Aber werden sich diese Erwartungen überhaupt erfüllen? Hier ist ein Blick auf die Nordatlantische Freihandelszone (NAFTA) interessant. Am 1. Januar 1994 trat das Abkommen zwischen den USA, Kanada und Mexiko in Kraft. Wenn man sich die Entwicklung anschaut, hat sich zwar der Handel zwischen den Mitgliedern erhöht, aber die Folgen für die Menschen sind nicht positiv: So hat hochsubventionierter US-Mais zum Ruin vieler Kleinbauern in Mexiko geführt; statt neue Arbeitsplätze in den USA zu schaffen, vernichtete NAFTA nach Auskunft des Economic Policy Institute deren 700.00. Gewinner des NAFTA sind in erster Linie Investoren und Konzerne.
Dass es genau darum geht, sieht man am im TTIP vorgesehenen Investitionsschutz: Mit dem Ziel des Schutzes „legitimer Gewinnerwartungen“ genießen die Konzerne Schutz vor direkter und indirekter Enteignung einschließlich des Rechts auf Entschädigung. Sie können also Staaten verklagen, wenn diese ihre Gewinninteressen schmälern. Was heißt aber „indirekte Enteignung“? Diese geschieht z. B. durch strengere Umweltgesetze im anderen Wirtschaftsblock. Dazu würden die Anhebung der ägyptischen Mindestlöhne und ein Moratorium gegen Fracking in Kanada zählen. Konzerne können, wenn sie sich in dieser Weise enteignet fühlen, ein „Investor-Staat- Schiedsgerichtsverfahren“ anstrengen. Hoch bezahlte Wirtschaftsanwälte entscheiden dann anonym über Schadenersatz, den die Staaten zahlen müssen-aus Steuergeldern natürlich. Eine Kontroll- oder Revisionsinstanz gibt es nicht. Die Entscheidungen sind bindend für Bund, Land und Gemeinden.

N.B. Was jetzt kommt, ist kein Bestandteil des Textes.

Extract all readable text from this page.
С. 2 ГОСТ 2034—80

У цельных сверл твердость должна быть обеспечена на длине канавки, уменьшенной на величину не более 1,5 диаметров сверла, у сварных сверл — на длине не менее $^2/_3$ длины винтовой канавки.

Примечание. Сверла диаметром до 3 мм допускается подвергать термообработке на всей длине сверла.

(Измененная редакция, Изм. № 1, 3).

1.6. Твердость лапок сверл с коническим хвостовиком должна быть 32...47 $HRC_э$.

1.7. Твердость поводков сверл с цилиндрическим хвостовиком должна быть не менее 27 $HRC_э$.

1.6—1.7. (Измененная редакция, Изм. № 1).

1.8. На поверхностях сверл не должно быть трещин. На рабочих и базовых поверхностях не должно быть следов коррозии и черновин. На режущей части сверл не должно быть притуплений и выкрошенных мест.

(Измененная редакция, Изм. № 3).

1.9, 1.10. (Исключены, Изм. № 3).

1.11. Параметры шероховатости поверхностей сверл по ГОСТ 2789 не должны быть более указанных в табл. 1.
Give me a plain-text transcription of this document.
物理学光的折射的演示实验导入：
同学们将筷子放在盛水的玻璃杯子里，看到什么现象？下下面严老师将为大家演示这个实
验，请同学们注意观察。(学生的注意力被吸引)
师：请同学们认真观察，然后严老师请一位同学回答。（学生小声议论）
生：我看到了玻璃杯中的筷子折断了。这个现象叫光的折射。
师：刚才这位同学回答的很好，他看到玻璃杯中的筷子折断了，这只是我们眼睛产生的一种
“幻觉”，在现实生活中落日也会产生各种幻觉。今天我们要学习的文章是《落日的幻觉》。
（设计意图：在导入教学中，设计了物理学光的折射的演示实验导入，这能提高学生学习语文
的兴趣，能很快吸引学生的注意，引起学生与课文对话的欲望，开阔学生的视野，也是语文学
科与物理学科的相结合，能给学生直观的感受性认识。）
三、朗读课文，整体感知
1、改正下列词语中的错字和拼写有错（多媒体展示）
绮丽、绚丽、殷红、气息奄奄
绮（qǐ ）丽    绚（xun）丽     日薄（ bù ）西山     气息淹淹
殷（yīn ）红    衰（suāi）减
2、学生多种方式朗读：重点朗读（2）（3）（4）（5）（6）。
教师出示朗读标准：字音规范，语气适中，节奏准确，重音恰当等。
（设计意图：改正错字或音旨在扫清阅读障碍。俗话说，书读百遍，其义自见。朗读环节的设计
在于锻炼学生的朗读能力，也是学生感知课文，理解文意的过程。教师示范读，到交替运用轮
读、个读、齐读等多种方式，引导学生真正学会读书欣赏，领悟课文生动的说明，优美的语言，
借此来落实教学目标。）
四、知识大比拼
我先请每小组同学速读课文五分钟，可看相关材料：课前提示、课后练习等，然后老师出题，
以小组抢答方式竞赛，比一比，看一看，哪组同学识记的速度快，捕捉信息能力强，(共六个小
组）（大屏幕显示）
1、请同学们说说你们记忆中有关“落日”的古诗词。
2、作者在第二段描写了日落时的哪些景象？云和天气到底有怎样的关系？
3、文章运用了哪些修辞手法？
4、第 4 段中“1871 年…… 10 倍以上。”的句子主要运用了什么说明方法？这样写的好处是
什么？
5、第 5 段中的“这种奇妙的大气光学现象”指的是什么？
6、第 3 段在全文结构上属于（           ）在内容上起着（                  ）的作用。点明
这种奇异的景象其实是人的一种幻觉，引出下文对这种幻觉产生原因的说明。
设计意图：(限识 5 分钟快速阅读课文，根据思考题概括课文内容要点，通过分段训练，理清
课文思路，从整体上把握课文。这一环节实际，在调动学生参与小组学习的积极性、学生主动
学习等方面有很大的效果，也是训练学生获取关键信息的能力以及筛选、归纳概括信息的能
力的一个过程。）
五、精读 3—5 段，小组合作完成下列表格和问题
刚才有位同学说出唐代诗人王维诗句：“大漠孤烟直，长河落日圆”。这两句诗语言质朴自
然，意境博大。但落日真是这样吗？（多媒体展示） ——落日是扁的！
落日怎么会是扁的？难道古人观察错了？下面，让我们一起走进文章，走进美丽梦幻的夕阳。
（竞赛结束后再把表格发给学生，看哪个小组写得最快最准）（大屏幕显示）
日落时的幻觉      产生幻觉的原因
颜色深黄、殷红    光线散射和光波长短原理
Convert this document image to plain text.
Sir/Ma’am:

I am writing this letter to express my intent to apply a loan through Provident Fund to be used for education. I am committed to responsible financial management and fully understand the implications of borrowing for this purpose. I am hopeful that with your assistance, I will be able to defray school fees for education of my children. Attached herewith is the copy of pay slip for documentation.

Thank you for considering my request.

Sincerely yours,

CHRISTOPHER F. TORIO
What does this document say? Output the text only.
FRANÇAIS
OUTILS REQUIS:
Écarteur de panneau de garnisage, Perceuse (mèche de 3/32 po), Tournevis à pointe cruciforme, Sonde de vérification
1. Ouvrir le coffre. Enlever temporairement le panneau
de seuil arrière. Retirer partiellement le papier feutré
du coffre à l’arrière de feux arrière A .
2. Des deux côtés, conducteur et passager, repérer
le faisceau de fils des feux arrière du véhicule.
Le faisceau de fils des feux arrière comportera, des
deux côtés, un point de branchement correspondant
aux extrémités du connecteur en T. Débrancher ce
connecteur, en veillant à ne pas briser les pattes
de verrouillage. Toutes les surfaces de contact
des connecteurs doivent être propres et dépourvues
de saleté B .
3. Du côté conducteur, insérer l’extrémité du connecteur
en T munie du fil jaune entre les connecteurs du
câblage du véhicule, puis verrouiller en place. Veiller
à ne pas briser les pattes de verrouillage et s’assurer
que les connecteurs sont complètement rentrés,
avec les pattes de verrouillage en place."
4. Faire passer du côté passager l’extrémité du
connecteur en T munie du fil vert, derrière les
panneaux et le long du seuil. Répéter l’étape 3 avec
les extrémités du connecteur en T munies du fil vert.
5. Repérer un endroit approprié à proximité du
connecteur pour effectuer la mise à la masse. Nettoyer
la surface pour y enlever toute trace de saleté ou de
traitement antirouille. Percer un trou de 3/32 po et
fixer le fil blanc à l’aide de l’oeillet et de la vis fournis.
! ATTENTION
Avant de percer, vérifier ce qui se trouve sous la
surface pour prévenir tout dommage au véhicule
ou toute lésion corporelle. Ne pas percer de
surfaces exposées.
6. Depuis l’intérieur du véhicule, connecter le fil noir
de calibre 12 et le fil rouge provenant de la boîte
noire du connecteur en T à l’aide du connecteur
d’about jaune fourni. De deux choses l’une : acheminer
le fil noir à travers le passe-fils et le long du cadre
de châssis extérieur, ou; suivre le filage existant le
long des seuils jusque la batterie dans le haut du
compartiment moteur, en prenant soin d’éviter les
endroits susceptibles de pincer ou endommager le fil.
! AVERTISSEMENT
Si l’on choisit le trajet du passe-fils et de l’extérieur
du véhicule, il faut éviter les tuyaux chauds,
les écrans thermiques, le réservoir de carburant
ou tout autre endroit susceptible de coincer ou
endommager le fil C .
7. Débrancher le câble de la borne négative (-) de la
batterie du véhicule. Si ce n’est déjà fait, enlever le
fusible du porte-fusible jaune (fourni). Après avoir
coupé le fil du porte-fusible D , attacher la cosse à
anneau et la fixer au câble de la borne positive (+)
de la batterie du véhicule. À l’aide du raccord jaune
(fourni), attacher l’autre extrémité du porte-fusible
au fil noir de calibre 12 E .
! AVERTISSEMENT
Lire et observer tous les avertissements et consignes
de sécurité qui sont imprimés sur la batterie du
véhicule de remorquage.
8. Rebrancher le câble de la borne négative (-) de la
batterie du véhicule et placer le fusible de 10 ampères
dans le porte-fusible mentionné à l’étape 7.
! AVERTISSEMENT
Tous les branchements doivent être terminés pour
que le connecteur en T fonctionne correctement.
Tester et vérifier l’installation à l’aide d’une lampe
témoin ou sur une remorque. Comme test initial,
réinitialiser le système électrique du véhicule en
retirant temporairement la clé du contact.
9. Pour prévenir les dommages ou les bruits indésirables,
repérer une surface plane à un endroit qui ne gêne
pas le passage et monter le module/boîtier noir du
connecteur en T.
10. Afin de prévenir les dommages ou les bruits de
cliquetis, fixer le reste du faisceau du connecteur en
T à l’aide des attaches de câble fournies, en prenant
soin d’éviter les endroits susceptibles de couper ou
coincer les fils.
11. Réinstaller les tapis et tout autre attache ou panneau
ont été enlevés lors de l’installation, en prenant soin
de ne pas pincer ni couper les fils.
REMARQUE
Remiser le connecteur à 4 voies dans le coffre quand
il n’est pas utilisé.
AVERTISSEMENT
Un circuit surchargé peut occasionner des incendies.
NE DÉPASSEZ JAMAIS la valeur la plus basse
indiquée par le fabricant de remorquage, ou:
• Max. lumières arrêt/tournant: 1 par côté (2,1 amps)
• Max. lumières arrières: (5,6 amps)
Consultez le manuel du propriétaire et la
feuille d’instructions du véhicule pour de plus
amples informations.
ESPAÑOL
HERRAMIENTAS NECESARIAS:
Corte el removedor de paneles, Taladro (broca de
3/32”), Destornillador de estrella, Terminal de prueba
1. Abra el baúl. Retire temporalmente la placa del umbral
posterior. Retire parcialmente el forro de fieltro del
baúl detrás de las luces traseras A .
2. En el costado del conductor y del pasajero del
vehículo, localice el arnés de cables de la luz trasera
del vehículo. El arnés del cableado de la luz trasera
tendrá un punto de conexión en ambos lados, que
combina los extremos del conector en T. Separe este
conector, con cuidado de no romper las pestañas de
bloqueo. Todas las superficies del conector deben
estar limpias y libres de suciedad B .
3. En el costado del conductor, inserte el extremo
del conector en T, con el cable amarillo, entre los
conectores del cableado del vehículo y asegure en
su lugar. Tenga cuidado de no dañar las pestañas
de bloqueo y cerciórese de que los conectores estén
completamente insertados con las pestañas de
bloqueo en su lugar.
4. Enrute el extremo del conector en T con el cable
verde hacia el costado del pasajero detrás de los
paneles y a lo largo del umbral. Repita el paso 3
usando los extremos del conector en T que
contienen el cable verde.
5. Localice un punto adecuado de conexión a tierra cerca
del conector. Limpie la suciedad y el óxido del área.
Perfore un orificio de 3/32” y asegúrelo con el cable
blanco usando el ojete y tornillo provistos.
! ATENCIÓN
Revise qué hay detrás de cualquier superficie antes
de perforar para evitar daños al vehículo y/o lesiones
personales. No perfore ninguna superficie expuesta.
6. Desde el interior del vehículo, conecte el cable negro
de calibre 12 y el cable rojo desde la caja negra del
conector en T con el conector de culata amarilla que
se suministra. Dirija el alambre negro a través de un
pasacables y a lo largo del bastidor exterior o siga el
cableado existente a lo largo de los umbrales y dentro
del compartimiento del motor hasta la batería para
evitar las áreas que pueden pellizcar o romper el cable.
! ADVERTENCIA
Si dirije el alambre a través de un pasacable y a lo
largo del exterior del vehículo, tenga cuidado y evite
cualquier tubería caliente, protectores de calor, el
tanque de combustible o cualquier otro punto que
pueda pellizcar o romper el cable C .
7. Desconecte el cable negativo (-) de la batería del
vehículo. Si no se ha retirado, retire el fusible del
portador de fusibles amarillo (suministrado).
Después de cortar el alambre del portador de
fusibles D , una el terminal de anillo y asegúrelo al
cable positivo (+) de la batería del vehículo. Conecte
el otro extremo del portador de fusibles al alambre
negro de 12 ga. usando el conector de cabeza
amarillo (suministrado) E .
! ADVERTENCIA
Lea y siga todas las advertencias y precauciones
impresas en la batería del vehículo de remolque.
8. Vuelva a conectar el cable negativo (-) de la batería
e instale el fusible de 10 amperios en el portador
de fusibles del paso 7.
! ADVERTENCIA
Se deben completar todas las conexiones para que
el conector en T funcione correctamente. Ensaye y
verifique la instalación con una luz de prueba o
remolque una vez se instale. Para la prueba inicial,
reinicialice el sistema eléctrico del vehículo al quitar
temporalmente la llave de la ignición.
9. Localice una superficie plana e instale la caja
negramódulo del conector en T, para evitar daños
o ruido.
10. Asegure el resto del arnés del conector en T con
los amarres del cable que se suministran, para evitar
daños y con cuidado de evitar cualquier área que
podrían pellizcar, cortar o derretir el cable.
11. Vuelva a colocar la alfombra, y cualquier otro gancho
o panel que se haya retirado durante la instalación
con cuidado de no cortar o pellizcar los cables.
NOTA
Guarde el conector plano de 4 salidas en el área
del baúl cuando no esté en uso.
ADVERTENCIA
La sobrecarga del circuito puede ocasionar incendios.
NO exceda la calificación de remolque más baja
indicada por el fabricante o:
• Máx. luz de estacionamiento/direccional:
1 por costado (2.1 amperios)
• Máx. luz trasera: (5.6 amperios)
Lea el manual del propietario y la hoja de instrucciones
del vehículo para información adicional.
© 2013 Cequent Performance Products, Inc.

Märkte sollen geöffnet und dereguliert werden: etwa im Bereich Landwirtschaft und Ernährung (hier geht es um die relativ hohen EU-Standards für Lebensmittel, „Chlorhähnchen“ und genetisch veränderte Lebensmittel sind z. B. bisher in der EU verboten), im Bereich Dienstleistungen (hier steht die staatliche Förderung von Bildung und Gesundheit, Wasser, Energie und Verkehr auf dem Spiel) oder im Bereich der öffentlichen Beschaffung (das, was Bund, Länder und Kommunen brauchen), in dem die Förderung regionaler Wirtschaft eine Diskriminierung darstellt. Der Druck auf die Löhne und die regulären Beschäftigungsverhältnisse ist ein Bereich, der die Gewerkschaften beim TTIP umtreibt. Die Brisanz der Regelungen sollte deutlich geworden sein, und man versteht auch, dass die Verhandlungen im Geheimen stattfinden und nur durch Indiskretion bekannt wurden.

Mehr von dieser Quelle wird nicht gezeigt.